When safety shoes are not so safe

February 13, 2018

Health and safety are of prime importance in one’s life particularly when it comes to work environment. Workers need to adhere to a set of rules and regulations to ensure safety at work premises are maintained at all times.

While the ordinary work indoors may not have stringent requirements on the dress code and footwear, however, workers who are involved in industrial, factory, construction and heavy machinery work have to adhere to safety standards prior to carrying out their daily tasks.

For many industries, along with suitable attire, workers are required to wear safety shoes to protect their foot from falling objects and other potential job-site injuries. These safety shoes or boots are designed with heavy protection and ultimate safety in mind.

Now a pair of safety shoes come at a high price and it is something that consumers cannot afford to buy every month.

When consumers do invest in a pair of safety shoes, they expect it to be durable and fit for its purpose in a hazardous work environment to say the least. The Consumer Council of Fiji has received cases where safety shoes or boots have failed to last even a week. In some cases it seems like a pair of shoes have just been tagged ‘safety shoes’ and the durability of the product is a major concern.

When consumers are sold such products, they tend to lose out on much more than just money. For some their work hours are affected as safety shoes are a mandatory requirement before they can enter the workplace. Those who are sold shoddy products cannot return to work until they get durable replacement shoes because there are consumers who don’t have ready cash to buy another pair of safety shoes unless the redress is provided.

Such was the case with Ravi.

Ravi who was an industrial worker bought a pair of safety shoes from a prominent footwear store in Suva worth $150. Within a month, the stiching on the sides of the shoes started opening and the top covering peeled off. Given that the shoe opening was a safety harzard, Ravi was told to get the shoe fixed before resuming work. He immediately took the shoe to the trader to seek a redress as it was still under 6 months warranty. Unfortunately, the trader refused to assist Ravi claiming that the stiching issue was not their fault.

Concerned with the response, Ravi lodged his complaint with the Council via its National Consumer Helpline 155, seeking a speedy outcome so that he could resume work.

Following the Council’s intervention, the trader agreed to repair the shoes within 3 working days. However, the repairs done on the shoes were shoddy as water could seep into the shoes from where the stiching work was done.

All this while Ravi’s work was drastically affected as everytime he tried to report to work, the mangement advised him that he could not enter the work premises unless he had proper safety footwear.

The Council then liaised with the trader for a pair of replacement shoes for Ravi or refund of his money. Ravi was advised by the trader to visit the supplier for the replacement shoes. Traders should not expect consumers to liaise with their suppliers when the items were bought from them. Whilst the supplier agreed to provide Ravi with the replacement shoes, they declined to give any warranty on the item.

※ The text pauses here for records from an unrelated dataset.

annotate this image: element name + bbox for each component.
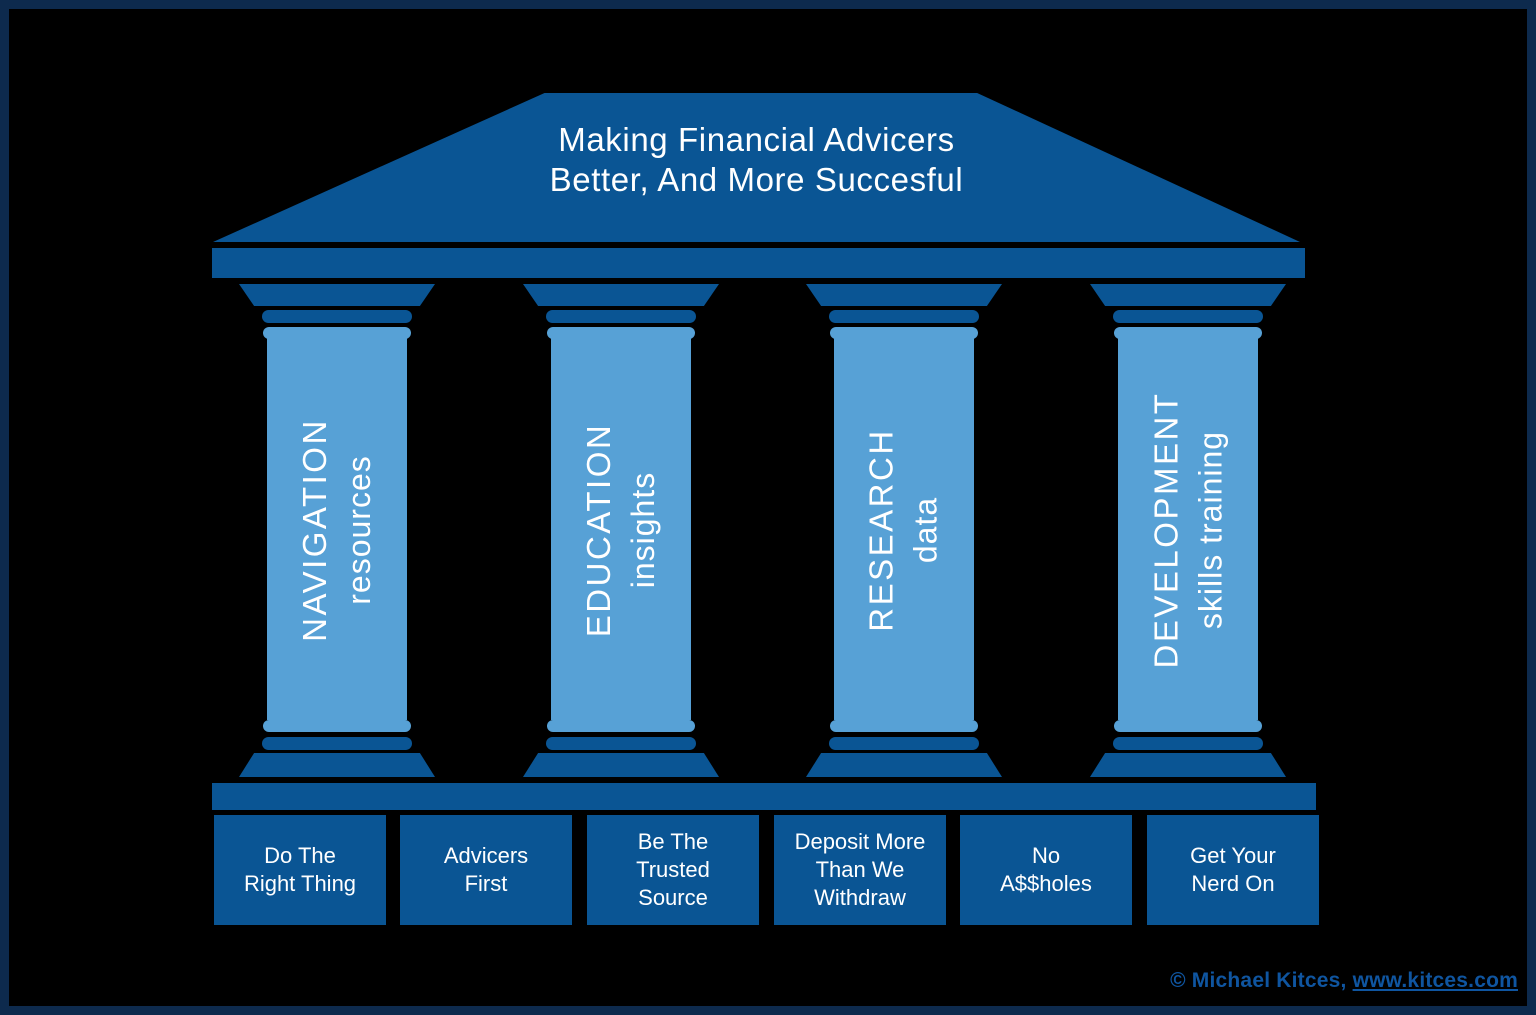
pillar-name: NAVIGATION: [296, 417, 334, 642]
pillar-capital-ring: [546, 310, 696, 323]
architrave-beam: [212, 248, 1305, 278]
copyright-text: © Michael Kitces,: [1170, 969, 1353, 992]
foundation-block-be-the-trusted-source: Be The Trusted Source: [587, 815, 759, 925]
pillar-base-trapezoid: [1090, 753, 1286, 777]
pillar-base-ring: [546, 737, 696, 750]
foundation-block-advicers-first: Advicers First: [400, 815, 572, 925]
foundation-block-label: No A$$holes: [1000, 842, 1092, 896]
foundation-block-label: Be The Trusted Source: [636, 828, 710, 911]
pillar-name: RESEARCH: [863, 427, 900, 632]
foundation-block-label: Do The Right Thing: [243, 842, 357, 896]
pillar-navigation: NAVIGATION resources: [239, 284, 435, 778]
pillar-foot-collar: [263, 720, 411, 732]
foundation-block-label: Deposit More Than We Withdraw: [794, 828, 926, 911]
pillar-shaft: [551, 337, 691, 720]
pillar-research-label: RESEARCH data: [834, 339, 974, 720]
pillar-capital-ring: [829, 310, 979, 323]
pillar-subtitle: resources: [341, 454, 378, 605]
pillar-capital-trapezoid: [239, 284, 435, 306]
foundation-block-get-your-nerd-on: Get Your Nerd On: [1147, 815, 1319, 925]
pillar-neck-collar: [830, 327, 978, 339]
pillar-base-ring: [262, 737, 412, 750]
pillar-education-label: EDUCATION insights: [551, 339, 691, 720]
pillar-shaft: [267, 337, 407, 720]
pillar-education: EDUCATION insights: [523, 284, 719, 778]
pillar-base-trapezoid: [523, 753, 719, 777]
pillar-name: EDUCATION: [580, 422, 617, 637]
pillar-subtitle: data: [908, 496, 944, 563]
pillar-neck-collar: [263, 327, 411, 339]
pillar-navigation-label: NAVIGATION resources: [267, 339, 407, 720]
pillar-base-trapezoid: [239, 753, 435, 777]
pillar-capital-ring: [262, 310, 412, 323]
pillar-capital-trapezoid: [523, 284, 719, 306]
foundation-block-deposit-more-than-we-withdraw: Deposit More Than We Withdraw: [774, 815, 946, 925]
pillar-shaft: [1118, 337, 1258, 720]
pillar-research: RESEARCH data: [806, 284, 1002, 778]
kitces-website-link[interactable]: www.kitces.com: [1352, 969, 1518, 992]
pillar-neck-collar: [1114, 327, 1262, 339]
pillar-capital-trapezoid: [806, 284, 1002, 306]
pillar-foot-collar: [1114, 720, 1262, 732]
pillar-shaft: [834, 337, 974, 720]
pillar-subtitle: insights: [625, 471, 661, 588]
pillar-capital-ring: [1113, 310, 1263, 323]
pillar-name: DEVELOPMENT: [1147, 391, 1185, 668]
foundation-block-label: Advicers First: [443, 842, 529, 896]
pillar-development-label: DEVELOPMENT skills training: [1118, 339, 1258, 720]
pillar-base-ring: [1113, 737, 1263, 750]
foundation-block-no-assholes: No A$$holes: [960, 815, 1132, 925]
pillar-neck-collar: [547, 327, 695, 339]
foundation-beam: [212, 783, 1316, 810]
copyright-footer: © Michael Kitces, www.kitces.com: [1170, 969, 1518, 993]
pillar-foot-collar: [547, 720, 695, 732]
foundation-block-do-the-right-thing: Do The Right Thing: [214, 815, 386, 925]
diagram-title: Making Financial Advicers Better, And Mo…: [549, 121, 964, 198]
pillar-base-ring: [829, 737, 979, 750]
pillar-capital-trapezoid: [1090, 284, 1286, 306]
pillar-subtitle: skills training: [1192, 430, 1229, 629]
pillar-development: DEVELOPMENT skills training: [1090, 284, 1286, 778]
foundation-block-label: Get Your Nerd On: [1190, 842, 1276, 896]
pediment-roof: Making Financial Advicers Better, And Mo…: [213, 93, 1300, 242]
pillar-foot-collar: [830, 720, 978, 732]
pillar-base-trapezoid: [806, 753, 1002, 777]
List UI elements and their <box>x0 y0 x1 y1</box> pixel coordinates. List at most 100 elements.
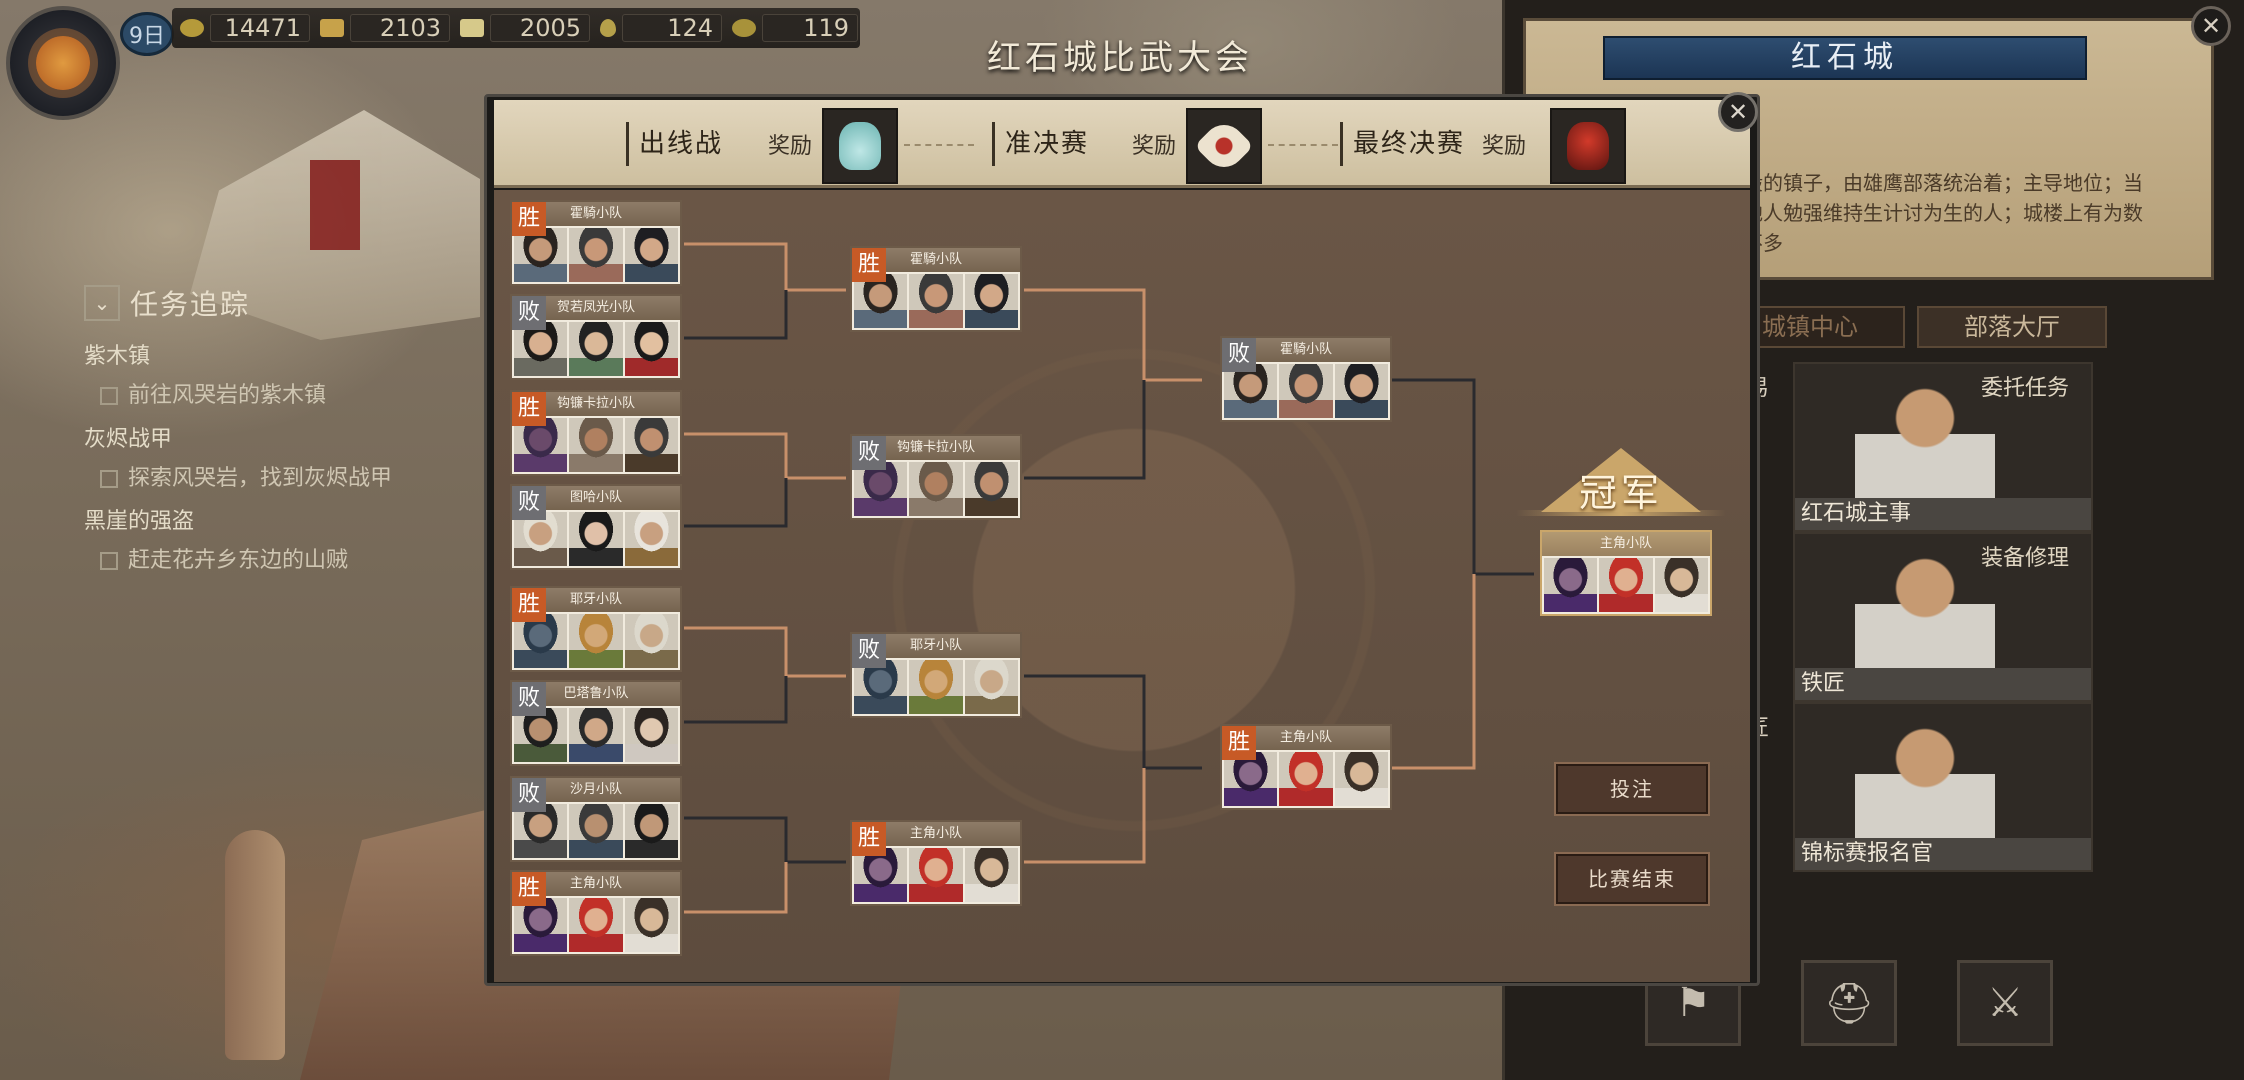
lose-badge: 败 <box>1222 338 1256 372</box>
team-card[interactable]: 败 耶牙小队 <box>850 632 1022 718</box>
npc-name: 锦标赛报名官 <box>1795 838 2091 870</box>
bet-button[interactable]: 投注 <box>1554 762 1710 816</box>
quest-group-title[interactable]: 紫木镇 <box>84 344 151 369</box>
fighter-portrait <box>569 322 623 376</box>
task-checkbox[interactable] <box>100 387 118 405</box>
npc-card[interactable]: 铁匠 <box>1793 532 2093 702</box>
fighter-portrait <box>569 614 623 668</box>
divider <box>1268 144 1338 146</box>
team-card[interactable]: 败 图哈小队 <box>510 484 682 570</box>
helmet-icon[interactable]: ⛑ <box>1801 960 1897 1046</box>
team-card[interactable]: 败 钩镰卡拉小队 <box>850 434 1022 520</box>
resource-horn: 119 <box>732 14 858 42</box>
fighter-portrait <box>1544 558 1598 612</box>
lose-badge: 败 <box>852 436 886 470</box>
close-icon[interactable]: ✕ <box>1718 92 1758 132</box>
resource-bar: 14471 2103 2005 124 119 <box>172 8 860 48</box>
team-card[interactable]: 胜 主角小队 <box>850 820 1022 906</box>
team-portraits <box>514 512 678 566</box>
fighter-portrait <box>1599 558 1653 612</box>
task-checkbox[interactable] <box>100 469 118 488</box>
npc-action-card[interactable]: 委托任务 <box>1981 362 2221 532</box>
city-name-banner: 红石城 <box>1603 36 2087 80</box>
quest-group-title[interactable]: 黑崖的强盗 <box>84 509 195 535</box>
resource-coin: 14471 <box>180 14 310 42</box>
round-label-semifinal: 准决赛 <box>992 122 1099 166</box>
team-card[interactable]: 败 沙月小队 <box>510 776 682 862</box>
crown-icon <box>1541 448 1701 512</box>
fighter-portrait <box>1224 364 1278 418</box>
crossed-swords-icon[interactable]: ⚔ <box>1957 960 2053 1046</box>
npc-card[interactable]: 红石城主事 <box>1793 362 2093 532</box>
sun-icon <box>36 36 90 90</box>
silver-icon <box>460 19 484 37</box>
tab-tribe-hall[interactable]: 部落大厅 <box>1917 306 2107 348</box>
end-match-button[interactable]: 比赛结束 <box>1554 852 1710 906</box>
win-badge: 胜 <box>512 872 546 906</box>
team-card[interactable]: 胜 钩镰卡拉小队 <box>510 390 682 476</box>
reward-label: 奖励 <box>768 134 813 159</box>
fighter-portrait <box>624 322 678 376</box>
resource-silver: 2005 <box>460 14 590 42</box>
quest-task[interactable]: 赶走花卉乡东边的山贼 <box>84 547 414 576</box>
quest-task[interactable]: 前往风哭岩的紫木镇 <box>84 382 414 411</box>
fighter-portrait <box>1654 558 1708 612</box>
fighter-portrait <box>909 462 963 516</box>
resource-water: 124 <box>600 14 722 42</box>
team-card[interactable]: 胜 耶牙小队 <box>510 586 682 672</box>
round-label-qualifier: 出线战 <box>626 122 733 166</box>
team-card[interactable]: 胜 主角小队 <box>1220 724 1392 810</box>
team-portraits <box>514 708 678 762</box>
npc-card[interactable]: 锦标赛报名官 <box>1793 702 2093 872</box>
fighter-portrait <box>1224 752 1278 806</box>
team-card[interactable]: 败 巴塔鲁小队 <box>510 680 682 766</box>
fighter-portrait <box>624 418 678 472</box>
team-portraits <box>514 228 678 282</box>
team-portraits <box>1224 752 1388 806</box>
fighter-portrait <box>624 898 678 952</box>
fighter-portrait <box>964 660 1018 714</box>
team-card[interactable]: 败 贺若凤光小队 <box>510 294 682 380</box>
quest-task[interactable]: 探索风哭岩，找到灰烬战甲 <box>84 465 414 494</box>
fighter-portrait <box>624 804 678 858</box>
chevron-down-icon[interactable]: ⌄ <box>84 285 120 321</box>
fighter-portrait <box>964 848 1018 902</box>
task-checkbox[interactable] <box>100 552 118 571</box>
reward-label: 奖励 <box>1482 134 1527 159</box>
fighter-portrait <box>964 462 1018 516</box>
champion-card[interactable]: 主角小队 <box>1540 530 1712 616</box>
team-portraits <box>514 614 678 668</box>
time-of-day-dial[interactable] <box>6 6 120 120</box>
npc-grid: 贸易 红石城主事 委托任务 铁匠 装备修理 工匠 锦标赛报名官 <box>1725 362 2215 942</box>
divider <box>904 144 974 146</box>
fighter-portrait <box>1279 364 1333 418</box>
reward-item-semifinal[interactable] <box>1186 108 1262 184</box>
team-name: 主角小队 <box>1542 532 1710 556</box>
fighter-portrait <box>569 418 623 472</box>
fighter-portrait <box>569 512 623 566</box>
team-card[interactable]: 胜 霍騎小队 <box>850 246 1022 332</box>
team-portraits <box>514 418 678 472</box>
quest-group-title[interactable]: 灰烬战甲 <box>84 426 173 452</box>
close-icon[interactable]: ✕ <box>2191 6 2231 46</box>
quest-tracker-title: 任务追踪 <box>130 288 251 321</box>
team-portraits <box>1544 558 1708 612</box>
quest-tracker-header[interactable]: ⌄ 任务追踪 <box>84 278 414 328</box>
team-card[interactable]: 胜 主角小队 <box>510 870 682 956</box>
npc-action-card[interactable]: 装备修理 <box>1981 532 2221 702</box>
fighter-portrait <box>1334 752 1388 806</box>
team-card[interactable]: 胜 霍騎小队 <box>510 200 682 286</box>
reward-item-final[interactable] <box>1550 108 1626 184</box>
fighter-portrait <box>514 708 568 762</box>
scroll-icon <box>1194 116 1254 176</box>
bracket-lines <box>684 242 1534 914</box>
event-title: 红石城比武大会 <box>987 38 1253 78</box>
armor-icon <box>1567 122 1609 170</box>
team-card[interactable]: 败 霍騎小队 <box>1220 336 1392 422</box>
npc-action-card[interactable] <box>2101 702 2221 872</box>
reward-item-qualifier[interactable] <box>822 108 898 184</box>
day-counter: 9日 <box>120 12 174 56</box>
fighter-portrait <box>569 708 623 762</box>
champion-label: 冠军 <box>1516 448 1726 516</box>
team-portraits <box>854 274 1018 328</box>
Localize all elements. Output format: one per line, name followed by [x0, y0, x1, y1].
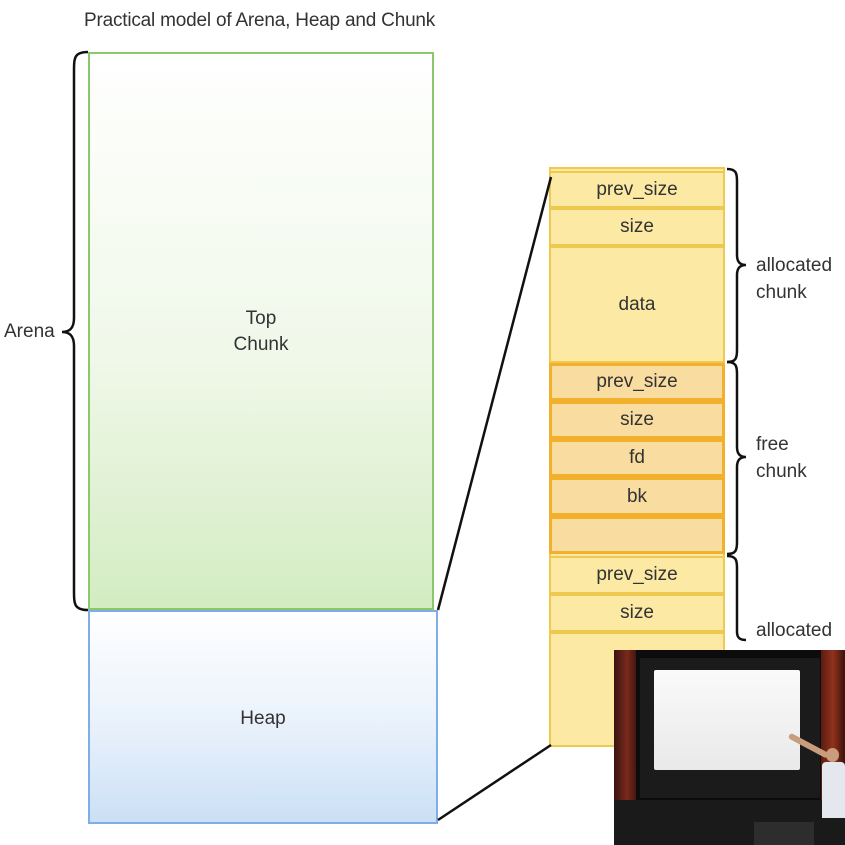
zoom-line-top	[436, 176, 553, 611]
free-bk-cell: bk	[549, 477, 725, 516]
free-fd-cell: fd	[549, 439, 725, 477]
projected-slide	[654, 670, 800, 770]
diagram-title: Practical model of Arena, Heap and Chunk	[84, 10, 436, 31]
presenter-body	[822, 762, 845, 818]
top-chunk-box	[88, 52, 434, 610]
arena-brace	[61, 50, 89, 612]
free-size-cell: size	[549, 401, 725, 439]
alloc1-size-cell: size	[549, 208, 725, 246]
allocated-chunk-brace-2	[726, 554, 747, 642]
alloc1-data-cell: data	[549, 246, 725, 363]
free-prev-size-cell: prev_size	[549, 363, 725, 401]
top-chunk-label-line2: Chunk	[233, 334, 289, 355]
arena-label: Arena	[4, 321, 55, 342]
alloc1-prev-size-cell: prev_size	[549, 171, 725, 208]
free-chunk-label: free chunk	[756, 431, 807, 485]
top-chunk-label-line1: Top	[245, 308, 277, 329]
free-unused-cell	[549, 516, 725, 554]
left-curtain	[614, 650, 636, 845]
presenter-figure	[787, 732, 845, 828]
podium	[754, 822, 814, 845]
allocated-chunk-label-1-line2: chunk	[756, 282, 807, 303]
allocated-chunk-label-1-line1: allocated	[756, 255, 833, 276]
free-chunk-brace	[726, 360, 747, 556]
presenter-head	[826, 748, 839, 762]
top-chunk-label: Top Chunk	[88, 306, 434, 358]
zoom-line-bottom	[437, 743, 552, 822]
speaker-video-thumbnail	[614, 650, 845, 845]
alloc2-size-cell: size	[549, 594, 725, 632]
heap-box	[88, 610, 438, 824]
allocated-chunk-label-2: allocated	[756, 620, 833, 641]
allocated-chunk-brace-1	[726, 167, 747, 364]
free-chunk-label-line1: free	[756, 434, 789, 455]
alloc2-prev-size-cell: prev_size	[549, 556, 725, 594]
free-chunk-label-line2: chunk	[756, 461, 807, 482]
allocated-chunk-label-1: allocated chunk	[756, 252, 832, 306]
heap-label: Heap	[240, 708, 286, 729]
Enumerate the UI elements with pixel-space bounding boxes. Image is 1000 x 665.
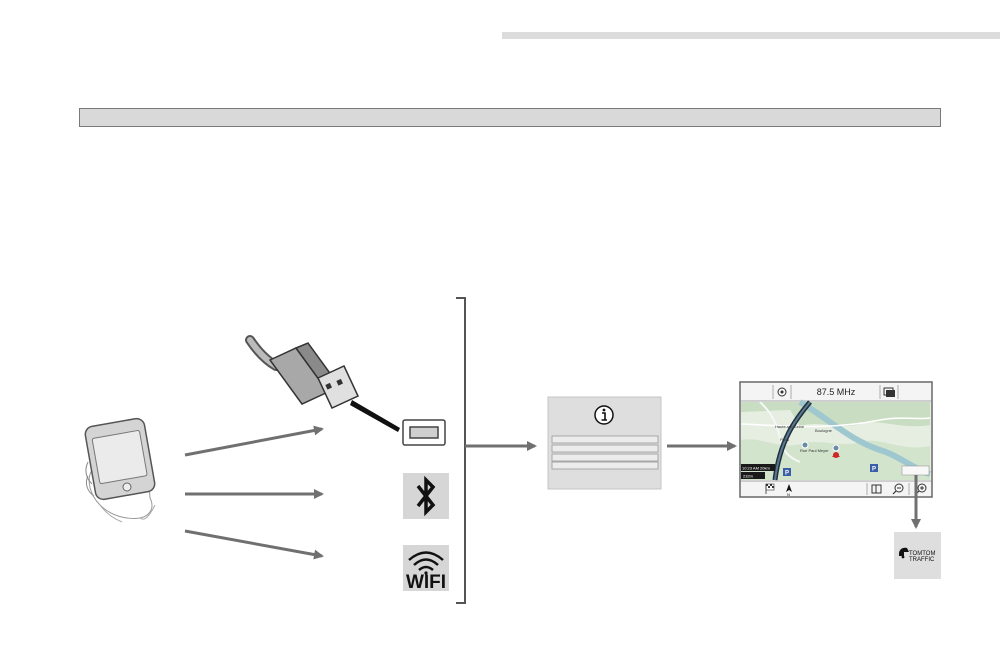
window-icon [879,385,899,399]
header-rule [502,32,1000,39]
traffic-label-line1: TOMTOM [909,551,935,557]
radio-frequency: 87.5 MHz [817,387,856,397]
svg-text:P: P [785,471,789,477]
arrow-phone-to-usb [184,425,324,457]
radio-icon [772,385,792,399]
smartphone-hand-icon [84,417,156,523]
info-panel [547,396,662,490]
grouping-bracket [456,297,466,604]
traffic-label-line2: TRAFFIC [909,557,935,563]
compass-north-icon: N [786,484,792,497]
arrow-phone-to-wifi [184,529,324,560]
svg-text:N: N [787,492,790,497]
svg-text:Rue Paul Meyer: Rue Paul Meyer [800,448,829,453]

This was unacceptable given that if the product also turned out to be of non-merchantable quality, then Ravi would not be able to seek redresss.

The Council then demanded a full refund of $150 for Ravi from the trader. This was facilitated immediately, following which Ravi was able to purchase a pair of safety shoes from elsewhere.

Given such cases, the Council would like to urge traders and suppliers to uphold good business practices and provide redress to consumers where they have been supplied with items of non-merchantable quality. Safety shoes come with certain safety features and if they fail to protect the consumer in a hazardous work environment then its purpose is defeated.

In Fiji, as per the Occupational Health and Safety (OHS) recommendations, the suppliers should provide safety shoes with the following features:

  • Toe cap;
  • Slip resistant;
  • Pierce Resistant at sole;
  • Test Certificates from Manufacturer; and
  • Letter of Conformance from Manufacturer (Standards)

 The firms that require safety shoes to be worn at workplace should also assist workers to understand the requirements under OHS. The consumers are also advised to do a bit of background research regarding the safety shoes requirements in their workplace before making a purchase. Consumers should therefore look out for the OHS recommendations and purchase a pair of safety shoes which have the above features.